Draper is distinguishable from the present case in one noteworthy circumstance. In Draper, the allegedly uninsured motorist was not a co-worker. The Court must decide whether this circumstances materially distinguishes the present case from Draper. A little background places Draper in context. In 1987, the New Mexico Supreme Court decided Continental Insurance Co. v. Fahey, 106 N.M. 603(1987). In Fahey, the New Mexico Supreme Court held that an injured worker could recover both workers' compensation benefits and uninsured motorist benefits from the employer's insurer, which provided both workers' compensation and automobile insurance to the employer. Subsequently, in 1990, and in response to Fahey, the Legislature enacted subsection 52-5-17(C). Chavez v. S.E.D. Laboratories, 129 N.M. 794, 797 (2000). Subsection (C) abrogated Fahey to the extent that Fahey allowed the injured worker to retain both workers' compensation benefits and uninsured motorist benefits without any offset to the employer where the employer purchased the uninsured motorist coverage. But Subsection (C) does not address Fahey's holding that the injured worker was entitled to uninsured motorist benefits to make him whole. Thus, the Court concludes that Fahey's holding that an injured worker may recover uninsured motorist benefits from insurance paid for by his employer is still good law. Subsection (C) as interpreted in Draper modified Fahey only to the extent of recognizing an employer's statutory right to reimbursement of workers' compensation benefits when the employee receives a full recovery under the employer's uninsured motorist coverage.
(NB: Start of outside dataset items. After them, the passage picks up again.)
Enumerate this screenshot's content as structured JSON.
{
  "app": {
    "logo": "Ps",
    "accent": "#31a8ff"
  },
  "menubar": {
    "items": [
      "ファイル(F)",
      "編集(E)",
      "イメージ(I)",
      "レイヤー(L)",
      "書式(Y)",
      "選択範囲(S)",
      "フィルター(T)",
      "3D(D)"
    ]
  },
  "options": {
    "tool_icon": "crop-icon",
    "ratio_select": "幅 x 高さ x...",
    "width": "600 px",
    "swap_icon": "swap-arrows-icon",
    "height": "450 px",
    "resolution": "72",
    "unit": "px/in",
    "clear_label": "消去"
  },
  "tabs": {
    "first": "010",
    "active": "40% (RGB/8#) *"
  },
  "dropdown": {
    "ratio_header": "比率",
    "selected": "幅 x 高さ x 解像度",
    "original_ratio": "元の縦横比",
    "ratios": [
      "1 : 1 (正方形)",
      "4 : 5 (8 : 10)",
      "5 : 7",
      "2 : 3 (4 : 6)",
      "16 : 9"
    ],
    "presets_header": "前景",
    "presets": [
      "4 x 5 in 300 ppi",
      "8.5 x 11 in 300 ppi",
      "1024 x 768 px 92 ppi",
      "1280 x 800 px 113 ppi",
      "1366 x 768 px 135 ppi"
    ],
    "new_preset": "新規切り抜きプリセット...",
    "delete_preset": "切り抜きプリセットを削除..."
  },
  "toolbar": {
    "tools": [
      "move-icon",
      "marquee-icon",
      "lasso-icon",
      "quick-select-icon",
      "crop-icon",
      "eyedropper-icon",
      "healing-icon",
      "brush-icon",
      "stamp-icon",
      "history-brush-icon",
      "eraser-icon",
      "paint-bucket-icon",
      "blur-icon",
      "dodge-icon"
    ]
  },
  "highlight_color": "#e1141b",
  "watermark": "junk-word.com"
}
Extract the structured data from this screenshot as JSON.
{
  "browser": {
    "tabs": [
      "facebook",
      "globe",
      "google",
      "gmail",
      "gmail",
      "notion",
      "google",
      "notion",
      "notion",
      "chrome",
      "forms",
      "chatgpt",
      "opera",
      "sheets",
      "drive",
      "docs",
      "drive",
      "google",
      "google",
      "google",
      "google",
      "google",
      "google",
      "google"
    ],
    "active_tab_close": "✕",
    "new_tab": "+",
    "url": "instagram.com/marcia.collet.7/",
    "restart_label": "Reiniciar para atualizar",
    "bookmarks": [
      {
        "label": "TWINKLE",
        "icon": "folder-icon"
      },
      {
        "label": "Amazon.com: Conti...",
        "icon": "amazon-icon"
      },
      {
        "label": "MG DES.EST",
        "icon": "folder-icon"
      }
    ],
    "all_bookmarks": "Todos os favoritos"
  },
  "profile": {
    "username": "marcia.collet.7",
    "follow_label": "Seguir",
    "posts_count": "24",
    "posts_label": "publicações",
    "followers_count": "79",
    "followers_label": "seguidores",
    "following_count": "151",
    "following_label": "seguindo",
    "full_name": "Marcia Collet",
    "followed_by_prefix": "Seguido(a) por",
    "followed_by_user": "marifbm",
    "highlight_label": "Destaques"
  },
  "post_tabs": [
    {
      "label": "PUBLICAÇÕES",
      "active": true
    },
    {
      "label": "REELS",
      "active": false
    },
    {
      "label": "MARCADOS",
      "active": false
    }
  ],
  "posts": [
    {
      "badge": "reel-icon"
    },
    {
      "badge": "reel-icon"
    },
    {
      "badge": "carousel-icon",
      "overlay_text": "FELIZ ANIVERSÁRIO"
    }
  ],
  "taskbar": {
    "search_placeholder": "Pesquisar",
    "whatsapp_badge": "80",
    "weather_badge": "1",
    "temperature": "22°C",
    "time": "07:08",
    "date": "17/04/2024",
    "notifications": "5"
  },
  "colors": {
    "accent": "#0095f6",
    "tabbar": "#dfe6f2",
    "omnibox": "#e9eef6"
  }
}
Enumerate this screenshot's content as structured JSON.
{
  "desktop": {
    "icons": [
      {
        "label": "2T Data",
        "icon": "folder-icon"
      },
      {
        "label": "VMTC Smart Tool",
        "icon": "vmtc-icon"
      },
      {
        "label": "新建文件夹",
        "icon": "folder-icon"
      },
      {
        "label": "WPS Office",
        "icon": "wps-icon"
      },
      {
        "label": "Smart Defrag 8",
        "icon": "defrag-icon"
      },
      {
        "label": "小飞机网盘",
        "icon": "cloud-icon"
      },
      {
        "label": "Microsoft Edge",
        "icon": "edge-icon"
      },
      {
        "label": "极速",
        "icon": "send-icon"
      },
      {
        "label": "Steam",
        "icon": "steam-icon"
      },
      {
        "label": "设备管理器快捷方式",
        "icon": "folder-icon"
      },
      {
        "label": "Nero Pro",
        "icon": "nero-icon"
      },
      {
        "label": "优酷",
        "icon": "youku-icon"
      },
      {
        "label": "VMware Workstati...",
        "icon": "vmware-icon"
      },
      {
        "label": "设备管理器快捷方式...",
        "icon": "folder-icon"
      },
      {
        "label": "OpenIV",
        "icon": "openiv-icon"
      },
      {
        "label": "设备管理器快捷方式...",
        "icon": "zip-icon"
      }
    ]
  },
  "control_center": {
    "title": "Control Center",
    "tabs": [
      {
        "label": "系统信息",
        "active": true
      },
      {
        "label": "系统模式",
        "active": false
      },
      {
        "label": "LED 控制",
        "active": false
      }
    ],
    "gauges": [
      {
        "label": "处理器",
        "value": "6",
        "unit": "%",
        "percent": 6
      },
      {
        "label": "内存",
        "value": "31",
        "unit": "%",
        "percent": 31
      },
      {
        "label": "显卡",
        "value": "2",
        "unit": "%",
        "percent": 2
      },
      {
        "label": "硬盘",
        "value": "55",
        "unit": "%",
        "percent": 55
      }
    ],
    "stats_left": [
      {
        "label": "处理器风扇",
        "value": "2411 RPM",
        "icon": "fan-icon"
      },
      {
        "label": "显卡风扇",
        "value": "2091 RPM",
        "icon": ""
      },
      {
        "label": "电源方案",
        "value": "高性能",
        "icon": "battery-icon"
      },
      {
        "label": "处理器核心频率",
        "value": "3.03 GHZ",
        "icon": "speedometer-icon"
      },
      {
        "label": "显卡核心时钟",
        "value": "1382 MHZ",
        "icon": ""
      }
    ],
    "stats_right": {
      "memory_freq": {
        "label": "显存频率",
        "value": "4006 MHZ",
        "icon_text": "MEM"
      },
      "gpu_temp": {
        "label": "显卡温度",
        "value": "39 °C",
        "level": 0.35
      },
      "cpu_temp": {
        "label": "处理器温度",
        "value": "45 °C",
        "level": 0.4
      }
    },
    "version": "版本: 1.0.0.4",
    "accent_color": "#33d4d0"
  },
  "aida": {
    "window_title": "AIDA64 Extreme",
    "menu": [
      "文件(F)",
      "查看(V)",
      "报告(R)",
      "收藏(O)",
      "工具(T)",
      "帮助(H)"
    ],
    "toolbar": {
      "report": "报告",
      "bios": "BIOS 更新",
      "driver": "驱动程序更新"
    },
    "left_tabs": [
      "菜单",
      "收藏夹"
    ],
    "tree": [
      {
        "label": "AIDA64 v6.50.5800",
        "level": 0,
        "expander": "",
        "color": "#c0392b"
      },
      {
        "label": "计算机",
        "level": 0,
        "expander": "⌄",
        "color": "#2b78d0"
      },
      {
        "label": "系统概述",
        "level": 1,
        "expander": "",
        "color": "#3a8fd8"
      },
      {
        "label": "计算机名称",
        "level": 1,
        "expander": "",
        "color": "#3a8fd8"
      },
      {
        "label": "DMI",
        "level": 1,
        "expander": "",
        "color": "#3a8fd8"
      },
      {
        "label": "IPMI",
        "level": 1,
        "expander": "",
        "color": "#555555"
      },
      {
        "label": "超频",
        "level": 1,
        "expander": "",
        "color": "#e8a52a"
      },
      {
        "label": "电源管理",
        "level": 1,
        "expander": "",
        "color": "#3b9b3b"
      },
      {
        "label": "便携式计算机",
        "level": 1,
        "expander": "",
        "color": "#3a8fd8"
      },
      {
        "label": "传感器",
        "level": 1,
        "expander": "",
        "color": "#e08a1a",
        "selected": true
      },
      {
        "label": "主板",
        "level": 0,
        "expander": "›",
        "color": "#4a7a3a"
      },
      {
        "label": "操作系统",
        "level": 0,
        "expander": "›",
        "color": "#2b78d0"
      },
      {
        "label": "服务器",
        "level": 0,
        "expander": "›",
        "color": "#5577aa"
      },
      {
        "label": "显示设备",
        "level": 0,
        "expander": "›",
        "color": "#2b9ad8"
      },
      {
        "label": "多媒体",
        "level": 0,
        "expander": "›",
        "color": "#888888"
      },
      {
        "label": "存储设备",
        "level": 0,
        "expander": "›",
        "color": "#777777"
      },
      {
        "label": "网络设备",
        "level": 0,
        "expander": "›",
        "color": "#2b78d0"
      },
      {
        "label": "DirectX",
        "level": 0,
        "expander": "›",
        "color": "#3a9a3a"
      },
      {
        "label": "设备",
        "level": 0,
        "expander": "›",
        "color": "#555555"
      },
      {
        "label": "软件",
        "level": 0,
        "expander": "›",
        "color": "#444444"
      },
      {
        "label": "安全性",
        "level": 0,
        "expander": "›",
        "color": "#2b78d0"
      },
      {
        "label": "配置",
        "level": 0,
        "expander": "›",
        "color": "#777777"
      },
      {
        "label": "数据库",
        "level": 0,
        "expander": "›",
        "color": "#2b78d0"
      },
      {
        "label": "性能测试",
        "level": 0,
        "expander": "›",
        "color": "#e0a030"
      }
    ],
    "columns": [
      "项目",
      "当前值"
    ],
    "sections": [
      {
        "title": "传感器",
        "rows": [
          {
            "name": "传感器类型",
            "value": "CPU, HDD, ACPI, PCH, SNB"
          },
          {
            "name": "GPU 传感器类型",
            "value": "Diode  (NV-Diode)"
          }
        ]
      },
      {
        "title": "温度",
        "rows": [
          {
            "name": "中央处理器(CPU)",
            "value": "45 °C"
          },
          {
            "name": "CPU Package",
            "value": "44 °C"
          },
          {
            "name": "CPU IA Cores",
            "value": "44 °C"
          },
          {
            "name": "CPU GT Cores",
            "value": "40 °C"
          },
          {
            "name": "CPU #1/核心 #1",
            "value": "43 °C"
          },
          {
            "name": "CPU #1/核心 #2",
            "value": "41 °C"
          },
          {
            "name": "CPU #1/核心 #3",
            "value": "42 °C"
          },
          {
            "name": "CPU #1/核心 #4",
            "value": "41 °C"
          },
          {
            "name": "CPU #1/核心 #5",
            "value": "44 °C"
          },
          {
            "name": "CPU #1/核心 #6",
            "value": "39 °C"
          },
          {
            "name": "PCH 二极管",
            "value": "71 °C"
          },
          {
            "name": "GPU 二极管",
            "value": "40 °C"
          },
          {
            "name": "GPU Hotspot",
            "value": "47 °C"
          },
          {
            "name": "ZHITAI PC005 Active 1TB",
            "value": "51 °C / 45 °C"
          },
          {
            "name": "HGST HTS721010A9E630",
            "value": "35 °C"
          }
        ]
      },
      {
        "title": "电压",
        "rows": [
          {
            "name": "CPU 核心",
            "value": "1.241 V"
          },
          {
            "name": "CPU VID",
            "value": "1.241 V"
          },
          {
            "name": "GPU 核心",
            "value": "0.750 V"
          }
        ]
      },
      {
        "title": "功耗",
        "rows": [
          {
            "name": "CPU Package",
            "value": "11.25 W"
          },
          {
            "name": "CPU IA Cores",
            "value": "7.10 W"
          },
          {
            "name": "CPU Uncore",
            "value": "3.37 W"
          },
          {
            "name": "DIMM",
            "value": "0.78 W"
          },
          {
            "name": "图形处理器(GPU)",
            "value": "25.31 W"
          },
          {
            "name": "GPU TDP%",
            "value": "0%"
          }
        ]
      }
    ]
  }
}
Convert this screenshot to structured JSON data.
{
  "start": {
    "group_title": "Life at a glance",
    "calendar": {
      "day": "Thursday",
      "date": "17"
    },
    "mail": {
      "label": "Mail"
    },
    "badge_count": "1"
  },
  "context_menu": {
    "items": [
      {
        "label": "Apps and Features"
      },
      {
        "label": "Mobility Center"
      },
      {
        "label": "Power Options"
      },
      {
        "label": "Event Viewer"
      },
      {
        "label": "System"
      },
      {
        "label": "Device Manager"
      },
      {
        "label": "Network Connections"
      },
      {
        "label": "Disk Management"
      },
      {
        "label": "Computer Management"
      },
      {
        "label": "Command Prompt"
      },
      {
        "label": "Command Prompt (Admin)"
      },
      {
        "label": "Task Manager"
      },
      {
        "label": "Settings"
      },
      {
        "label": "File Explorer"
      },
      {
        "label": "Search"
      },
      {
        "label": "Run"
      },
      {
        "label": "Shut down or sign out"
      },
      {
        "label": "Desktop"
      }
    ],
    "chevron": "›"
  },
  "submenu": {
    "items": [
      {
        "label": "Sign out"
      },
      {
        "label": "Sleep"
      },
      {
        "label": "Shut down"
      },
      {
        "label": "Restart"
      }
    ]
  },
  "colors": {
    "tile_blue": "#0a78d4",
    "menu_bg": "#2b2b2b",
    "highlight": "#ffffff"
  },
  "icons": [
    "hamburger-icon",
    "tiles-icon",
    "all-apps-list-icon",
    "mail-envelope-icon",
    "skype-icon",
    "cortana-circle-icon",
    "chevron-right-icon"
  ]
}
The Court has considered State Farm Automobile Insurance Co. v. Ovitz, 117 N.M. 547 (1994) and Boradiansky v. State Farm Mutual Automobile Insurance Co., 141 N.M. 387 (2007), the principal cases relied on by the parties. Given that neither of these cases addresses the interaction of the WCA and the UMA, the Court finds them of only marginal assistance.
WHEREFORE, IT HEREBY IS ORDERED that Defendant's First Motion to Dismiss [Doc. 16] is denied.
So ordered this 15th day of May, 2015.